Felix took a deep breath. Tried to ignore the feeling, tried to think. “How do you know the fire wasn’t here?” he asked William.

“Nell would have come then, wouldn’t she?” William answered. He gestured to the ground around them, to where their cars had stirred the mud and leaves together as they’d each crept up the long driveway. “Only two sets of tire tracks—ours. Do you think she’d drive all this way and not come to the place where her mother was last alive with her?”

Felix looked at the remains of the house again. “I guess not,” he said.

But something still didn’t make sense. He tried to shake off the growing unease.

<Felix, answer us. Are you okay?>

“But if Nell’s mother didn’t die here, then why is the house burned to ash?”

“To keep a secret,” William said.

“But what secret? Nell said the fire had been an accident,” Felix replied. “And her parents’ friends confirmed it. How would her mother have died, then?”

“Maybe the secret isn’t how,” William answered. “It’s where.”

“Where?” Felix repeated.

The chill of sudden understanding crept over him then.

William turned back to the house. “It’s like the Haberson Map. This has been the eternal struggle with our algorithm, hasn’t it?” He sighed thoughtfully. “The paradox that even if our map could be perfect, every bit of data completely measurable and knowable . . . the world it represents isn’t.”

Felix had listened to him quote this very speech many times over the years—William drifted off into exploring this personal philosophy of his more often than not during their brainstorming meetings. Could a perfect map only be developed for a perfect world? Or would the perfect map make the world within it perfect? he’d ask.

But now, Felix heard the words with new, frightening clarity.

“But there’s no such thing,” he insisted. “Perfection—complete accuracy—is the goal of every map, but it’s not actually . . . it’s not actually possible, William. Even for us. Even if we could manage to make the Haberson Map completely accurate for every single data point for one instant, the world is always changing. Something will shift, and we’ll be right back to square one again.”

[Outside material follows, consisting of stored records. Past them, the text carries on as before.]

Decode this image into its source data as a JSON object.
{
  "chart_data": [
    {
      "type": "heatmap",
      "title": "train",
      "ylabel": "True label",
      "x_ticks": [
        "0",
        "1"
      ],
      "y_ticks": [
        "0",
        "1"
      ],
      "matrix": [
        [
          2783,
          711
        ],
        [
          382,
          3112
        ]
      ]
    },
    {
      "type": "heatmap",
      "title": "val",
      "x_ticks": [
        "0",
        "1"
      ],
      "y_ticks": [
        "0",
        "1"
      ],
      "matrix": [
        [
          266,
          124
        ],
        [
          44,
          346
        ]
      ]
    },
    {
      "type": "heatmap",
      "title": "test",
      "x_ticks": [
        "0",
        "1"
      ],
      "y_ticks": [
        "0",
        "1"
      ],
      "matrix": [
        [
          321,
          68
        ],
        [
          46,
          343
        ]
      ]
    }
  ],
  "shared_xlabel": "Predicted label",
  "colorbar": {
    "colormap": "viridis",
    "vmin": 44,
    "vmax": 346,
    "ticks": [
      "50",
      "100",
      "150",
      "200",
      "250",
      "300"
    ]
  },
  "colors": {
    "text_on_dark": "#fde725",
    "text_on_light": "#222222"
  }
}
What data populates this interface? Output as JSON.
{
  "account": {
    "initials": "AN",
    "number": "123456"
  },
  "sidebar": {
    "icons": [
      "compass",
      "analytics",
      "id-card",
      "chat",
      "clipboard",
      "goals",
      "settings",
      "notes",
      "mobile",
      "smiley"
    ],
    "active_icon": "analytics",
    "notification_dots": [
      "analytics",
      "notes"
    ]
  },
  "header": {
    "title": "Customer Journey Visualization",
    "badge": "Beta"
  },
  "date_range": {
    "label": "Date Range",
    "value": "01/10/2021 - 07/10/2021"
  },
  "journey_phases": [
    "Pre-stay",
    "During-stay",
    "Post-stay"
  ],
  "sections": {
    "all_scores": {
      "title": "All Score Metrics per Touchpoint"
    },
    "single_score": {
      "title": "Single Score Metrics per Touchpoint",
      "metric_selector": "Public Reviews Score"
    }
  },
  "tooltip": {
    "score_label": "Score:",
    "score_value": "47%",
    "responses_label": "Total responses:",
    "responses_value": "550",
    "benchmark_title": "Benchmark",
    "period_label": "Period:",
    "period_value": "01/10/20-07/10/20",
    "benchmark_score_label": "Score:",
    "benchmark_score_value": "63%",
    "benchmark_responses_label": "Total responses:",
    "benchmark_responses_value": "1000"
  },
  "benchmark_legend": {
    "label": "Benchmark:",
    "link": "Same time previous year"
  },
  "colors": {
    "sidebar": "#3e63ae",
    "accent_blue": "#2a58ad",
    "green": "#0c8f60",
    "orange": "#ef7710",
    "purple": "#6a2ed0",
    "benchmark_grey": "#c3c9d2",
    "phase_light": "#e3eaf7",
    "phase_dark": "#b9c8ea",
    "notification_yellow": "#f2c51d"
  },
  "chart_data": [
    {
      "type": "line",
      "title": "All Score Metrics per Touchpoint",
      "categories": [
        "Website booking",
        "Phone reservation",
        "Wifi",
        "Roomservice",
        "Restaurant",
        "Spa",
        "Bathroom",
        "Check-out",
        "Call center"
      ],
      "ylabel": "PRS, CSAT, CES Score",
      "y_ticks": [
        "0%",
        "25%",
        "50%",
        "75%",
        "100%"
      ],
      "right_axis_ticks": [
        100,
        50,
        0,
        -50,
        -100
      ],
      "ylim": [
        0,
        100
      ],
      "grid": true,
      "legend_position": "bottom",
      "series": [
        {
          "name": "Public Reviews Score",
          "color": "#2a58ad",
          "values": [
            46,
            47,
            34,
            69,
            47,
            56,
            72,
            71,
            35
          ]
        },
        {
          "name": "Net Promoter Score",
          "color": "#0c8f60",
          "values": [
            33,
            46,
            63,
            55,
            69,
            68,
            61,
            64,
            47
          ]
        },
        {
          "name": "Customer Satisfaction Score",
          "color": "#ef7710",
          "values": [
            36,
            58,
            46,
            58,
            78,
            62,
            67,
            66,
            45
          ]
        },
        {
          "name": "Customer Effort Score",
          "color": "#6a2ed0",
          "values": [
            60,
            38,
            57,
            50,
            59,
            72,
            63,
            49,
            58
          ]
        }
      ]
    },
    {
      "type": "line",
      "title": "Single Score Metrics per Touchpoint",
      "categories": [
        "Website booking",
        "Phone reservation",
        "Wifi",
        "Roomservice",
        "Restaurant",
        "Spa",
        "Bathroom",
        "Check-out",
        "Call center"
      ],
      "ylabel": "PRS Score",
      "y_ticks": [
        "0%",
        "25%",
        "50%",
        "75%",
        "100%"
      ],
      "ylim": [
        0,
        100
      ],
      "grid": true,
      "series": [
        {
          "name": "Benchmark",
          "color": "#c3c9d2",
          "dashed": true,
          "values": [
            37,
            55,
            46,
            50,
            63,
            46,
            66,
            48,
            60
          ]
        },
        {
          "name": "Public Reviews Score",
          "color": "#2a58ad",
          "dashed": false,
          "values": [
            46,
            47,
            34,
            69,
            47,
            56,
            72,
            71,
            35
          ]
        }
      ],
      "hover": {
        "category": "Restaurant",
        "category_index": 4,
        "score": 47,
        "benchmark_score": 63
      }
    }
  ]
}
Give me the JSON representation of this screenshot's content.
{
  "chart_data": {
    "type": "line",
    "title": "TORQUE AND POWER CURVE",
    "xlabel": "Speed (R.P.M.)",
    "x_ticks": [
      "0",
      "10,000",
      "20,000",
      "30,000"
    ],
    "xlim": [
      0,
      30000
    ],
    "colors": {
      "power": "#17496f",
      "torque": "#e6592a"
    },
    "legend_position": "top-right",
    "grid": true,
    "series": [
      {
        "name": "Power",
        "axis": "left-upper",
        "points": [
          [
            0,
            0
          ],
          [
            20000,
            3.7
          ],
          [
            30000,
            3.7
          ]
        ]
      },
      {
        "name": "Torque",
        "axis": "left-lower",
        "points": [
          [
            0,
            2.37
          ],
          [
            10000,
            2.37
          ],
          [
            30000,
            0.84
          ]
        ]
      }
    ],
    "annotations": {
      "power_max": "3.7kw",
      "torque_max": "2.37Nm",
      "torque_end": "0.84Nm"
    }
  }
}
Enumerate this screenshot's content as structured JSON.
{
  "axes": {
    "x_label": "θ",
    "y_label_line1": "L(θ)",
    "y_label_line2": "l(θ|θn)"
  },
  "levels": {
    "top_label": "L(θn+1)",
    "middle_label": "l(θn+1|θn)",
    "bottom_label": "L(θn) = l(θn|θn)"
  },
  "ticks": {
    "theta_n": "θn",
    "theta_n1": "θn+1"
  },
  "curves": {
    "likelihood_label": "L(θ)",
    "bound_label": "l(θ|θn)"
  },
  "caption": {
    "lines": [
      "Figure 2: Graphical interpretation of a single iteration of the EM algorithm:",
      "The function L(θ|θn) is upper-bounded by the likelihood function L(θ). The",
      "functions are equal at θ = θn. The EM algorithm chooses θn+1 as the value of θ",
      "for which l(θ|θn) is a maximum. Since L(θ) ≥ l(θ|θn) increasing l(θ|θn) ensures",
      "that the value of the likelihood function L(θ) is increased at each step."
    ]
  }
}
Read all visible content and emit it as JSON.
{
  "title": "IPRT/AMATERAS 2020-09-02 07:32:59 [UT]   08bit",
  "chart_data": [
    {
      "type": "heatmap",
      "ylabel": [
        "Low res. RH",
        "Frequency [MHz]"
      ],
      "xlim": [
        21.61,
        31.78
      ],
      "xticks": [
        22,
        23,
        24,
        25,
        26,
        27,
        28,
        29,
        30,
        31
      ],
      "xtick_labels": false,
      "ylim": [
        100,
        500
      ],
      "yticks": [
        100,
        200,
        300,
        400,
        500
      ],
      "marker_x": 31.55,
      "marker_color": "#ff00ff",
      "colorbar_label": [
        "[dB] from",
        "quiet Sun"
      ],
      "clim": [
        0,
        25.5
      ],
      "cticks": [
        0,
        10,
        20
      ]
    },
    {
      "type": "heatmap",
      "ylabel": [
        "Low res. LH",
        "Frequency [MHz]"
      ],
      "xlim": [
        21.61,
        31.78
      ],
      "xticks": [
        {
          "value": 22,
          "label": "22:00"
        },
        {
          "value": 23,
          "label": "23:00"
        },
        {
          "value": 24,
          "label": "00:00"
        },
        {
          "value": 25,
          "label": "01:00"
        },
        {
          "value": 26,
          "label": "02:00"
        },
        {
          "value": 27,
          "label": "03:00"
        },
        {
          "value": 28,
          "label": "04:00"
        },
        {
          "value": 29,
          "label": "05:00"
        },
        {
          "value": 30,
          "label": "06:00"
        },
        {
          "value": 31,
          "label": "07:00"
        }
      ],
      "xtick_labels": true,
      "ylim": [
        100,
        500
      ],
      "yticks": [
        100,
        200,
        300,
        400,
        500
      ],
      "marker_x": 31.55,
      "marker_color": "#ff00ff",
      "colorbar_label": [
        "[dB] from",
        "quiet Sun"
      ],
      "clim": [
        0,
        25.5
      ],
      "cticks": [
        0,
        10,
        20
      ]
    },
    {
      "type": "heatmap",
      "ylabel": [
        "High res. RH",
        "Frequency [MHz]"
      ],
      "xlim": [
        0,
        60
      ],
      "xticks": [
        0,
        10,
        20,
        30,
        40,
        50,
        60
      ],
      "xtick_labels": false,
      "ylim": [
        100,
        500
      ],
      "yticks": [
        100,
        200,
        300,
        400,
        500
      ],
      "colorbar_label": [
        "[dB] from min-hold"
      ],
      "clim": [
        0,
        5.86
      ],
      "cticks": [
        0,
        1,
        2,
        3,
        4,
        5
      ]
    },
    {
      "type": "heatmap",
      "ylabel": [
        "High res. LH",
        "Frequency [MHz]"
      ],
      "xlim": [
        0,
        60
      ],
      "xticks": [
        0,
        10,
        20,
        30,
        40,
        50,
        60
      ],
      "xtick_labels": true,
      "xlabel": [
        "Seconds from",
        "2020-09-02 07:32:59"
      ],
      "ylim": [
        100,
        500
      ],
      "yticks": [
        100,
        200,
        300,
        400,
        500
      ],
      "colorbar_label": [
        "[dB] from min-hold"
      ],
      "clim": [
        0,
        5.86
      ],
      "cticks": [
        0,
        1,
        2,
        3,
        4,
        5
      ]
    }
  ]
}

“You’d be surprised,” William said. “Sometimes you just need to get something working on a miniature scale, and then everything unfolds.” He turned back to the charred, rain-soaked heap in front of them and then looked beyond it, out into the woods. “The smallest thing could be the key. Like a building, for example. Or a town.”

Felix’s heart stuttered.

There it is, Nell had said, the night they had crouched over her coffee table, staring at her father’s map, her voice full of wonder. The phantom settlement. We found it.

“I know you’ve always thought of the Haberson Map’s philosophy as more of a charming intellectual exercise to push your team rather than an actual truth, but seriously consider it, Felix. Open your mind. It’s already almost real,” William urged.

“No, it’s not.”

“Sure it is. Just think of how far the field of cartography has come, these last few decades. Ignore the Haberson Map for a moment—think about how people now use even just our little city streets app on their phones while walking.” William reached into his pocket and pulled out his own phone, as if to demonstrate. “They don’t look at the street and check HabWalk. They walk with their eyes glued to HabWalk. They only stop when the map says they’ve arrived, and then they look up to see they’ve reached their destination.” He looked back at Felix. “They’re not comparing our map to the world—they’re comparing the world to our map.”